Dazu haben sie den Arbeitskreis Spelzweizen ins Leben gerufen. Mit dabei sind Forscher aus Hohenheim, der Schweiz und Österreich sowie Müller, Bäcker und Vertreter der Nudelindustrie. Wissenschaftlich wird das Urgetreide auf Inhaltsstoffe und Wachstumseigenschaften untersucht und mit praktischen Erfahrungen aus dem Anbau und der Verarbeitung ergänzt. "Damit sitzt die gesamte Produktionskette an einem Tisch", sagt Longin.

Seit einigen Jahren wird Urgetreide wieder angebaut

Emmer, Einkorn und Dinkel haben in vergangenen Zeiten den Speiseplan unserer Vorfahren bestimmt. Das Getreide wurde geschrotet und gemahlen und zu einem dicken Brei gekocht, Brot oder Plätzchen in der Vorweihnachtszeit gab es noch nicht. Doch schon während der Bronzezeit setzten sich ertragreichere Arten durch, die zudem leichter zu verarbeiten waren: Weizen, Roggen und Gerste verdrängten das ursprüngliche Getreide nahezu komplett. Als man sich vor etwa zehn Jahren an der Uni Hohenheim für Emmer und Einkorn zu interessieren begann, hat man auf Genbanken zurückgegriffen. Seit einigen Jahren wird das Urgetreide nun wieder vereinzelt angebaut, vor allem in Süddeutschland und in der Schweiz.

Emmer und Einkorn gehören zu den Spelzgetreiden. Das Korn ist von einer festen Hülle umschlossen, der Spelze. Es ist somit vor Schadstoffen aus der Umwelt geschützt. Auch Pilze können ihm weniger anhaben als Weizen. Allerdings machen Spelzgetreide mehr Arbeit in der Müllerei.

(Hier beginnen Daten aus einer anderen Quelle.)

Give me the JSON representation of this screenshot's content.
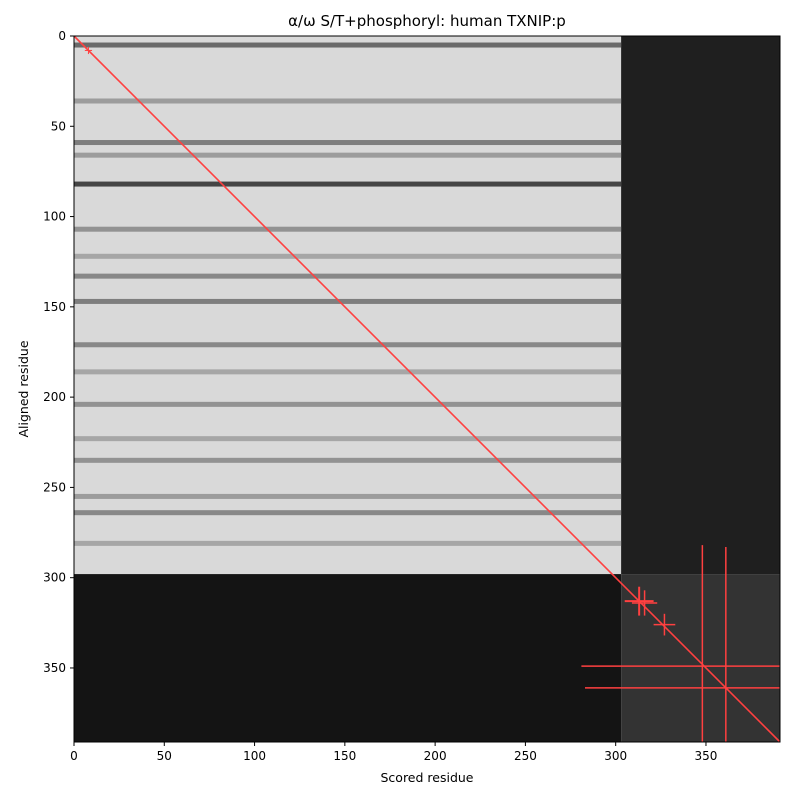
{
  "chart_data": {
    "type": "heatmap",
    "title": "α/ω S/T+phosphoryl: human TXNIP:p",
    "xlabel": "Scored residue",
    "ylabel": "Aligned residue",
    "xlim": [
      0,
      391
    ],
    "ylim": [
      391,
      0
    ],
    "xticks": [
      0,
      50,
      100,
      150,
      200,
      250,
      300,
      350
    ],
    "yticks": [
      0,
      50,
      100,
      150,
      200,
      250,
      300,
      350
    ],
    "colormap": "greys (white = high, black = low)",
    "blocks": [
      {
        "x": [
          0,
          303
        ],
        "y": [
          0,
          298
        ],
        "level": 0.85
      },
      {
        "x": [
          303,
          391
        ],
        "y": [
          0,
          298
        ],
        "level": 0.12
      },
      {
        "x": [
          0,
          303
        ],
        "y": [
          298,
          391
        ],
        "level": 0.08
      },
      {
        "x": [
          303,
          391
        ],
        "y": [
          298,
          391
        ],
        "level": 0.2
      }
    ],
    "dark_rows": [
      {
        "y": 5,
        "level": 0.3
      },
      {
        "y": 36,
        "level": 0.55
      },
      {
        "y": 59,
        "level": 0.4
      },
      {
        "y": 66,
        "level": 0.55
      },
      {
        "y": 82,
        "level": 0.12
      },
      {
        "y": 107,
        "level": 0.5
      },
      {
        "y": 122,
        "level": 0.6
      },
      {
        "y": 133,
        "level": 0.45
      },
      {
        "y": 147,
        "level": 0.4
      },
      {
        "y": 171,
        "level": 0.45
      },
      {
        "y": 186,
        "level": 0.6
      },
      {
        "y": 204,
        "level": 0.5
      },
      {
        "y": 223,
        "level": 0.6
      },
      {
        "y": 235,
        "level": 0.5
      },
      {
        "y": 255,
        "level": 0.55
      },
      {
        "y": 264,
        "level": 0.45
      },
      {
        "y": 281,
        "level": 0.6
      }
    ],
    "diagonal": {
      "from": [
        0,
        0
      ],
      "to": [
        391,
        391
      ],
      "color": "#ff4040"
    },
    "markers": [
      {
        "x": 313,
        "y": 313,
        "arm": 8,
        "stroke": 2
      },
      {
        "x": 316,
        "y": 314,
        "arm": 7,
        "stroke": 1.5
      },
      {
        "x": 327,
        "y": 326,
        "arm": 6,
        "stroke": 1.5
      },
      {
        "x": 348,
        "y": 349,
        "arm": 67,
        "stroke": 1.5
      },
      {
        "x": 361,
        "y": 361,
        "arm": 78,
        "stroke": 1.5
      },
      {
        "x": 8,
        "y": 8,
        "arm": 2,
        "stroke": 1
      }
    ],
    "marker_color": "#ff4040"
  }
}
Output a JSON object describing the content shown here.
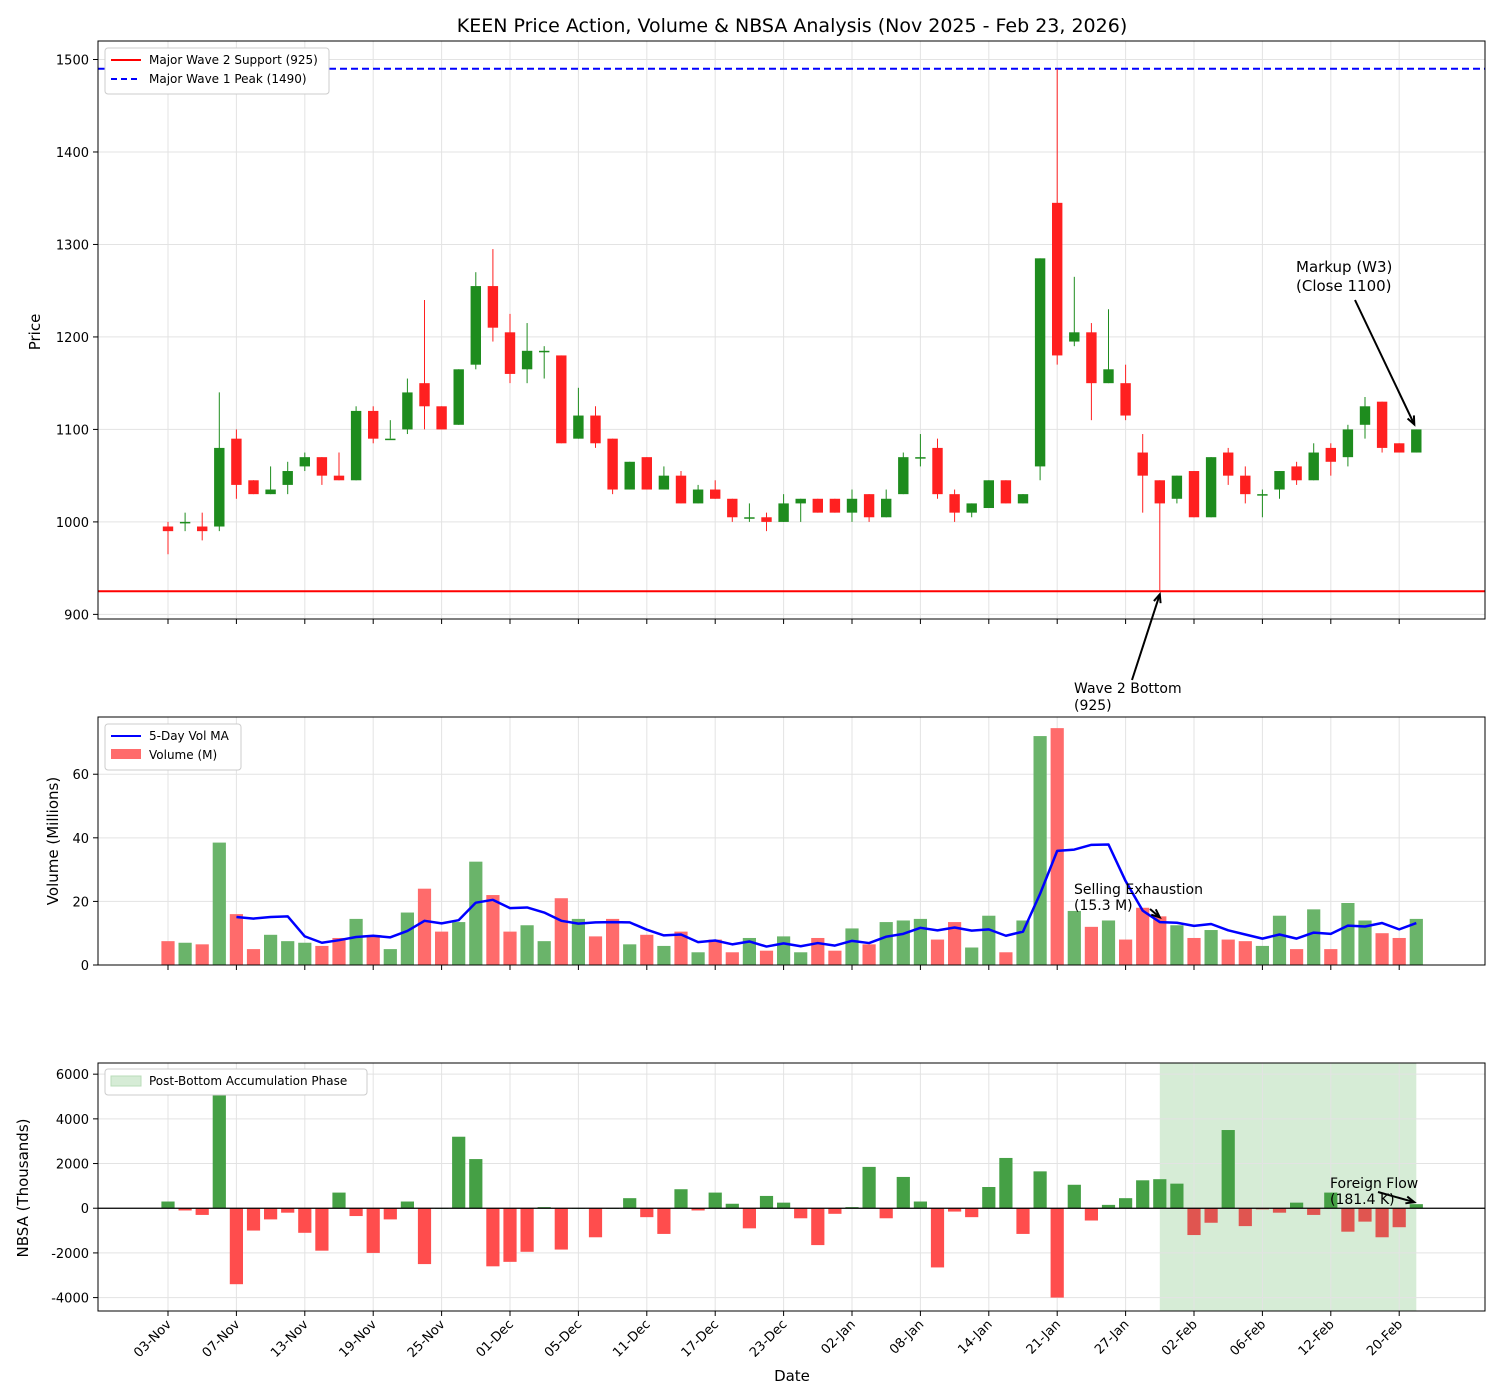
{
  "chart_data": {
    "type": "candlestick_volume_bar",
    "title": "KEEN Price Action, Volume & NBSA Analysis (Nov 2025 - Feb 23, 2026)",
    "xlabel": "Date",
    "x_tick_labels": [
      "03-Nov",
      "07-Nov",
      "13-Nov",
      "19-Nov",
      "25-Nov",
      "01-Dec",
      "05-Dec",
      "11-Dec",
      "17-Dec",
      "23-Dec",
      "02-Jan",
      "08-Jan",
      "14-Jan",
      "21-Jan",
      "27-Jan",
      "02-Feb",
      "06-Feb",
      "12-Feb",
      "20-Feb"
    ],
    "price_panel": {
      "ylabel": "Price",
      "ylim": [
        895,
        1520
      ],
      "yticks": [
        900,
        1000,
        1100,
        1200,
        1300,
        1400,
        1500
      ],
      "grid": true,
      "legend_position": "top-left",
      "reference_lines": [
        {
          "name": "Major Wave 2 Support (925)",
          "value": 925,
          "color": "#ff0000",
          "style": "solid"
        },
        {
          "name": "Major Wave 1 Peak (1490)",
          "value": 1490,
          "color": "#0000ff",
          "style": "dashed"
        }
      ],
      "candles": [
        {
          "o": 995,
          "h": 1000,
          "l": 965,
          "c": 990
        },
        {
          "o": 1000,
          "h": 1010,
          "l": 990,
          "c": 1000
        },
        {
          "o": 995,
          "h": 1010,
          "l": 980,
          "c": 990
        },
        {
          "o": 995,
          "h": 1140,
          "l": 990,
          "c": 1080
        },
        {
          "o": 1090,
          "h": 1100,
          "l": 1025,
          "c": 1040
        },
        {
          "o": 1045,
          "h": 1045,
          "l": 1030,
          "c": 1030
        },
        {
          "o": 1030,
          "h": 1060,
          "l": 1030,
          "c": 1035
        },
        {
          "o": 1040,
          "h": 1065,
          "l": 1030,
          "c": 1055
        },
        {
          "o": 1060,
          "h": 1075,
          "l": 1055,
          "c": 1070
        },
        {
          "o": 1070,
          "h": 1070,
          "l": 1040,
          "c": 1050
        },
        {
          "o": 1050,
          "h": 1075,
          "l": 1045,
          "c": 1045
        },
        {
          "o": 1045,
          "h": 1125,
          "l": 1045,
          "c": 1120
        },
        {
          "o": 1120,
          "h": 1125,
          "l": 1085,
          "c": 1090
        },
        {
          "o": 1090,
          "h": 1110,
          "l": 1090,
          "c": 1090
        },
        {
          "o": 1100,
          "h": 1155,
          "l": 1095,
          "c": 1140
        },
        {
          "o": 1150,
          "h": 1240,
          "l": 1100,
          "c": 1125
        },
        {
          "o": 1125,
          "h": 1125,
          "l": 1100,
          "c": 1100
        },
        {
          "o": 1105,
          "h": 1165,
          "l": 1105,
          "c": 1165
        },
        {
          "o": 1170,
          "h": 1270,
          "l": 1165,
          "c": 1255
        },
        {
          "o": 1255,
          "h": 1295,
          "l": 1195,
          "c": 1210
        },
        {
          "o": 1205,
          "h": 1225,
          "l": 1150,
          "c": 1160
        },
        {
          "o": 1165,
          "h": 1215,
          "l": 1150,
          "c": 1185
        },
        {
          "o": 1185,
          "h": 1190,
          "l": 1155,
          "c": 1185
        },
        {
          "o": 1180,
          "h": 1180,
          "l": 1085,
          "c": 1085
        },
        {
          "o": 1090,
          "h": 1145,
          "l": 1090,
          "c": 1115
        },
        {
          "o": 1115,
          "h": 1125,
          "l": 1080,
          "c": 1085
        },
        {
          "o": 1090,
          "h": 1090,
          "l": 1030,
          "c": 1035
        },
        {
          "o": 1035,
          "h": 1065,
          "l": 1035,
          "c": 1065
        },
        {
          "o": 1070,
          "h": 1070,
          "l": 1035,
          "c": 1035
        },
        {
          "o": 1035,
          "h": 1060,
          "l": 1035,
          "c": 1050
        },
        {
          "o": 1050,
          "h": 1055,
          "l": 1020,
          "c": 1020
        },
        {
          "o": 1020,
          "h": 1040,
          "l": 1020,
          "c": 1035
        },
        {
          "o": 1035,
          "h": 1045,
          "l": 1025,
          "c": 1025
        },
        {
          "o": 1025,
          "h": 1025,
          "l": 1000,
          "c": 1005
        },
        {
          "o": 1005,
          "h": 1020,
          "l": 1000,
          "c": 1005
        },
        {
          "o": 1005,
          "h": 1010,
          "l": 990,
          "c": 1000
        },
        {
          "o": 1000,
          "h": 1030,
          "l": 1000,
          "c": 1020
        },
        {
          "o": 1020,
          "h": 1025,
          "l": 1000,
          "c": 1025
        },
        {
          "o": 1025,
          "h": 1025,
          "l": 1010,
          "c": 1010
        },
        {
          "o": 1025,
          "h": 1025,
          "l": 1010,
          "c": 1010
        },
        {
          "o": 1010,
          "h": 1035,
          "l": 1000,
          "c": 1025
        },
        {
          "o": 1030,
          "h": 1030,
          "l": 1000,
          "c": 1005
        },
        {
          "o": 1005,
          "h": 1035,
          "l": 1005,
          "c": 1025
        },
        {
          "o": 1030,
          "h": 1075,
          "l": 1030,
          "c": 1070
        },
        {
          "o": 1070,
          "h": 1095,
          "l": 1060,
          "c": 1070
        },
        {
          "o": 1080,
          "h": 1090,
          "l": 1025,
          "c": 1030
        },
        {
          "o": 1030,
          "h": 1035,
          "l": 1000,
          "c": 1010
        },
        {
          "o": 1010,
          "h": 1020,
          "l": 1005,
          "c": 1020
        },
        {
          "o": 1015,
          "h": 1045,
          "l": 1015,
          "c": 1045
        },
        {
          "o": 1045,
          "h": 1045,
          "l": 1020,
          "c": 1020
        },
        {
          "o": 1020,
          "h": 1030,
          "l": 1020,
          "c": 1030
        },
        {
          "o": 1060,
          "h": 1285,
          "l": 1045,
          "c": 1285
        },
        {
          "o": 1345,
          "h": 1490,
          "l": 1170,
          "c": 1180
        },
        {
          "o": 1195,
          "h": 1265,
          "l": 1190,
          "c": 1205
        },
        {
          "o": 1205,
          "h": 1215,
          "l": 1110,
          "c": 1150
        },
        {
          "o": 1150,
          "h": 1230,
          "l": 1150,
          "c": 1165
        },
        {
          "o": 1150,
          "h": 1170,
          "l": 1110,
          "c": 1115
        },
        {
          "o": 1075,
          "h": 1095,
          "l": 1010,
          "c": 1050
        },
        {
          "o": 1045,
          "h": 1045,
          "l": 925,
          "c": 1020
        },
        {
          "o": 1025,
          "h": 1050,
          "l": 1020,
          "c": 1050
        },
        {
          "o": 1055,
          "h": 1055,
          "l": 1005,
          "c": 1005
        },
        {
          "o": 1005,
          "h": 1070,
          "l": 1005,
          "c": 1070
        },
        {
          "o": 1075,
          "h": 1080,
          "l": 1040,
          "c": 1050
        },
        {
          "o": 1050,
          "h": 1060,
          "l": 1020,
          "c": 1030
        },
        {
          "o": 1030,
          "h": 1035,
          "l": 1005,
          "c": 1030
        },
        {
          "o": 1035,
          "h": 1055,
          "l": 1025,
          "c": 1055
        },
        {
          "o": 1060,
          "h": 1065,
          "l": 1040,
          "c": 1045
        },
        {
          "o": 1045,
          "h": 1085,
          "l": 1045,
          "c": 1075
        },
        {
          "o": 1080,
          "h": 1085,
          "l": 1050,
          "c": 1065
        },
        {
          "o": 1070,
          "h": 1105,
          "l": 1060,
          "c": 1100
        },
        {
          "o": 1105,
          "h": 1135,
          "l": 1090,
          "c": 1125
        },
        {
          "o": 1130,
          "h": 1130,
          "l": 1075,
          "c": 1080
        },
        {
          "o": 1085,
          "h": 1085,
          "l": 1075,
          "c": 1075
        },
        {
          "o": 1075,
          "h": 1100,
          "l": 1075,
          "c": 1100
        }
      ],
      "annotations": [
        {
          "text": [
            "Markup (W3)",
            "(Close 1100)"
          ],
          "color": "#006400",
          "target_index": 73,
          "target_price": 1100
        },
        {
          "text": [
            "Wave 2 Bottom",
            "(925)"
          ],
          "color": "#ff0000",
          "target_index": 58,
          "target_price": 925
        }
      ]
    },
    "volume_panel": {
      "ylabel": "Volume (Millions)",
      "ylim": [
        0,
        78
      ],
      "yticks": [
        0,
        20,
        40,
        60
      ],
      "grid": true,
      "legend_position": "top-left",
      "series": [
        {
          "name": "Volume (M)",
          "values": [
            7.5,
            7,
            6.5,
            38.5,
            16,
            5,
            9.5,
            7.5,
            7,
            6,
            8.5,
            14.5,
            9,
            5,
            16.5,
            24,
            10.5,
            13.5,
            32.5,
            22,
            10.5,
            12.5,
            7.5,
            21,
            14.5,
            9,
            14.5,
            6.5,
            9.5,
            6,
            10.5,
            4,
            8,
            4,
            8.5,
            4.5,
            9,
            4,
            8.5,
            4.5,
            11.5,
            6.5,
            13.5,
            14,
            14.5,
            8,
            13.5,
            5.5,
            15.5,
            4,
            14,
            72,
            74.5,
            17,
            12,
            14,
            8,
            18,
            15.3,
            12.5,
            8.5,
            11,
            8,
            7.5,
            6,
            15.5,
            5,
            17.5,
            5,
            19.5,
            14,
            10,
            8.5,
            14.5
          ]
        },
        {
          "name": "5-Day Vol MA",
          "values": [
            null,
            null,
            null,
            null,
            15.1,
            14.6,
            15.1,
            15.3,
            9,
            7,
            7.8,
            8.8,
            9.2,
            8.7,
            10.7,
            13.9,
            13.1,
            14.1,
            19.6,
            20.5,
            17.9,
            18.1,
            16.5,
            13.9,
            13,
            13.4,
            13.5,
            13.4,
            11.1,
            9.3,
            9.6,
            7.2,
            7.7,
            6.5,
            7.4,
            5.8,
            6.8,
            5.9,
            6.9,
            6.1,
            7.6,
            6.9,
            8.9,
            9.8,
            11.7,
            10.9,
            11.8,
            10.8,
            11.2,
            9.2,
            10.5,
            22.4,
            35.9,
            36.3,
            37.8,
            37.9,
            26.4,
            17.1,
            13.5,
            13.3,
            12.3,
            12.9,
            10.9,
            9.6,
            8.3,
            9.6,
            8.3,
            10.2,
            9.8,
            12.4,
            12.1,
            13.2,
            11.2,
            13.2
          ]
        }
      ],
      "annotations": [
        {
          "text": [
            "Selling Exhaustion",
            "(15.3 M)"
          ],
          "color": "#8b0000",
          "target_index": 58,
          "target_value": 15.3
        }
      ]
    },
    "nbsa_panel": {
      "ylabel": "NBSA (Thousands)",
      "ylim": [
        -4600,
        6500
      ],
      "yticks": [
        -4000,
        -2000,
        0,
        2000,
        4000,
        6000
      ],
      "grid": true,
      "legend_position": "top-left",
      "values": [
        300,
        -100,
        -300,
        6000,
        -3400,
        -1000,
        -500,
        -200,
        -1100,
        -1900,
        700,
        -350,
        -2000,
        -500,
        300,
        -2500,
        0,
        3200,
        2200,
        -2600,
        -2400,
        -1950,
        50,
        -1850,
        0,
        -1300,
        0,
        450,
        -400,
        -1150,
        850,
        -100,
        700,
        200,
        -900,
        550,
        250,
        -450,
        -1650,
        -250,
        50,
        1850,
        -450,
        1400,
        300,
        -2650,
        -150,
        -400,
        950,
        2250,
        -1150,
        1650,
        -4000,
        1050,
        -550,
        150,
        450,
        1250,
        1300,
        1100,
        -1200,
        -650,
        3500,
        -800,
        -50,
        -200,
        250,
        -300,
        700,
        -1050,
        -600,
        -1300,
        -850,
        181.4
      ],
      "highlight": {
        "name": "Post-Bottom Accumulation Phase",
        "start_index": 58,
        "end_index": 73,
        "color": "#d6ecd6"
      },
      "annotations": [
        {
          "text": [
            "Foreign Flow",
            "(181.4 K)"
          ],
          "color": "#006400",
          "target_index": 73,
          "target_value": 181.4
        }
      ]
    },
    "colors": {
      "up": "#1e8c1e",
      "down": "#ff2020",
      "volume_up": "#6ab46a",
      "volume_down": "#ff6b6b",
      "nbsa_positive": "#45a045",
      "nbsa_negative": "#ff4d4d",
      "nbsa_negative_highlight": "#e05550",
      "ma_line": "#0000ff"
    }
  }
}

Weichweizen etwa kann nach dem Dreschen sofort weiterverarbeitet werden, während bei Spelzgetreide in einem weiteren Arbeitsgang die Spelze vom Korn getrennt werden muss.

Emmer und Einkorn sind sehr gesund

Doch Longin setzt auf die inneren Werte des Urgetreides: "Es schmeckt sehr viel aromatischer." Emmer und Einkorn punkten auch unter gesundheitlichen Aspekten. Sie sind reich an Mineralstoffen, Vitaminen und Spurenelementen. Einkorn beispielsweise enthält sehr viele Beta-Carotinoide. Diese zählen zu den sekundären Pflanzenstoffen, die als Antioxidantien wirken und damit freie Radikale abfangen können, die im Körper immer wieder als Abfallprodukte gebildet werden und bei der Krebsentstehung eine Rolle spielen.

Auch bei den Vorstufen der Vitamine A und E schneidet das alte Getreide gut ab. Es enthält im Vergleich zu Weizen mehr Mineralstoffe und Spurenelemente. Einkorn ist reich an Zink und Selen. "Allerdings muss noch genauer untersucht werden, ob diese Inhaltsstoffe auch im verarbeiteten Produkt verfügbar sind und wie sie vom Körper aufgenommen werden", erklärt Longin. Dies übernehmen Hohenheimer Lebensmitteltechnologen.

Einkorn und Emmer stellen hohe Ansprüche an Bäcker

Die Weiterverarbeitung muss ebenfalls genauer unter die Lupe genommen werden. Einkorn und Emmer stellen hohe Ansprüche an den Bäcker oder den backfreudigen Hobbykoch. Aus dem kleinen Einkorn wird gelbliches Mehl gewonnen, das wenig Kleber enthält. Emmer und Dinkel haben einen deutlich höheren Kleberanteil. Von diesem Kleber, der aus Proteinen besteht, hängt es ab, wie viel Wasser der Teig binden kann und wie elastisch er wird. Doch die Kleberqualitäten des Urgetreides zeigen enorme Schwankungen, je nach Sorte, Anbaugebiet und Charge. Dies gilt es zu erforschen, so dass ein homogener Anbau garantiert werden kann.

Auch in der Landwirtschaft sei man mittlerweile auf die alten Arten aufmerksam geworden, berichtet der Hohenheimer Wissenschaftler. Vor allem für den ökologischen Anbau eignen sich die Pflanzen. Sie sind robust und widerstandsfähig. Daher wachsen sie auch noch in rauen Lagen wie etwa der Schwäbischen Alb, wo der Weizen keine Chance mehr hat. Durch die Widerstandsfähigkeit müsse man weniger Dünger und weniger chemische Pflanzenschutzmittel einsetzen, berichtet Longin. Allerdings werde das Getreide bis zu zwei Meter hoch, so dass es durch Wind und Wetter leicht umgeknickt. Daher gilt es nun für die Hohenheimer Züchtungsforscher, eine Sorte zu finden, die standfest und ertragreich ist.

"Das Ursprungsgetreide wird wahrscheinlich nicht zur Massenware werden", meint Longin. Doch Bäcker könnten damit ihre Produktpalette erweitern und sich von den Standardwaren abheben. "Ein handwerklicher Bäcker, der Brote aus Emmer und Einkorn im Sortiment hat, hebt sich von Discountern und großen Ketten ab. Für qualitätsbewusste Kunden ist das sicherlich interessant."